Berruto supporta Zola: "Ha ragione, DLL penalizza giovani talenti"
ROMA (ITALPRESS) - "Le parole di Gianfranco Zola mettono in luce un problema reale e molto serio. Il governo presenta il decreto sport come un intervento a sostegno del movimento calcistico, ma la realtà è diversa: non vengono stanziate nuove risorse e ci si limita a spostare fondi già esistenti". Lo dichiara Mauro Berruto, deputato e responsabile nazionale Sport del Partito Democratico commentando il nuovo decreto sport approvato dal Cdm. "Il Ministro Abodi diventa un Robin Hood al contrario: toglie risorse al calcio dei territori, ai vivai, ai settori giovanili, alle categorie che dispongono di minori mezzi economici e alle ragazze che praticano sport nelle realtà di base per destinarle ai club di Serie A
femminili che possono già contare su entrate enormemente superiori, a partire dai diritti televisivi". "Se davvero si vuole sostenere il calcio femminile professionistico, la strada è una sola: mettere risorse aggiuntive.

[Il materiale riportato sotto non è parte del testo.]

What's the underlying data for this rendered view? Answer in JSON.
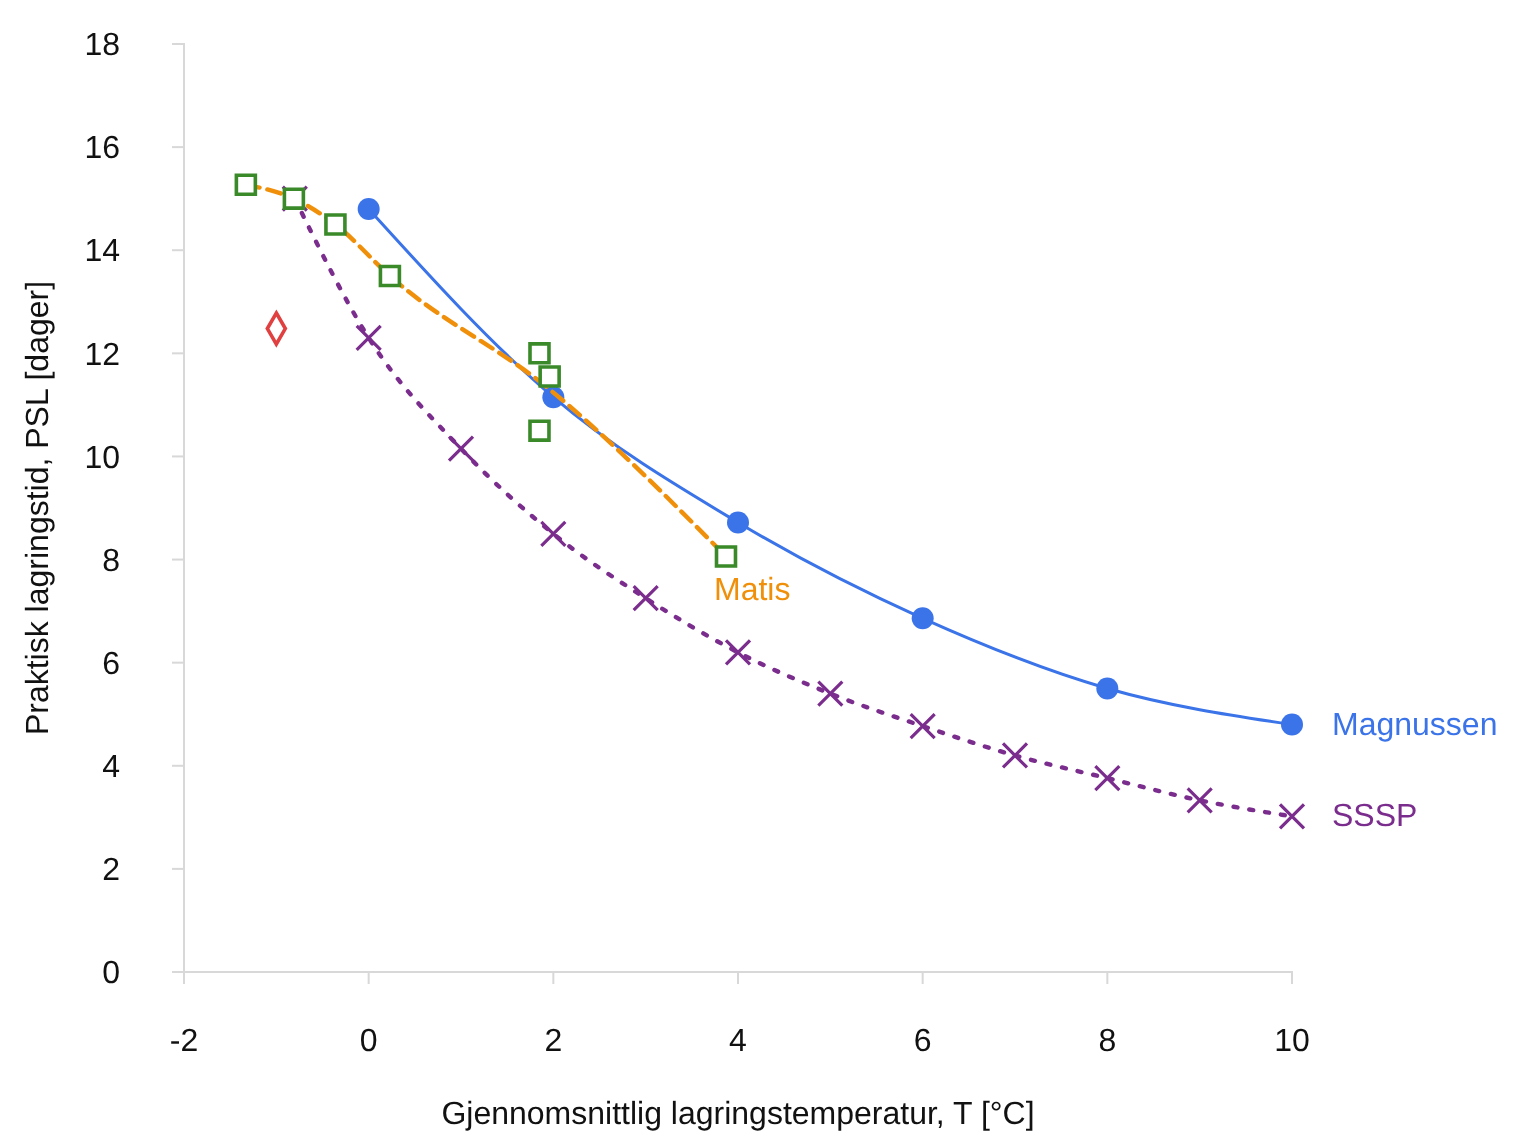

Invece si è scelta un'operazione contabile che non rafforza il sistema, ma trasferisce semplicemente fondi da una parte all'altra, lasciando scoperti proprio quei settori che svolgono una funzione decisiva nella formazione delle giovani atlete e dei giovani atleti". "Il calcio italiano avrebbe bisogno di una riflessione profonda, anzi di una vera e propria rivoluzione, dopo anni di difficoltà culminati nell'ennesima mancata qualificazione ai Mondiali. Servirebbero coraggio, visione e investimenti strutturali sul sistema sportivo.
Invece il governo continua a galleggiare senza affrontare i nodi di fondo che ne stanno frenando la crescita".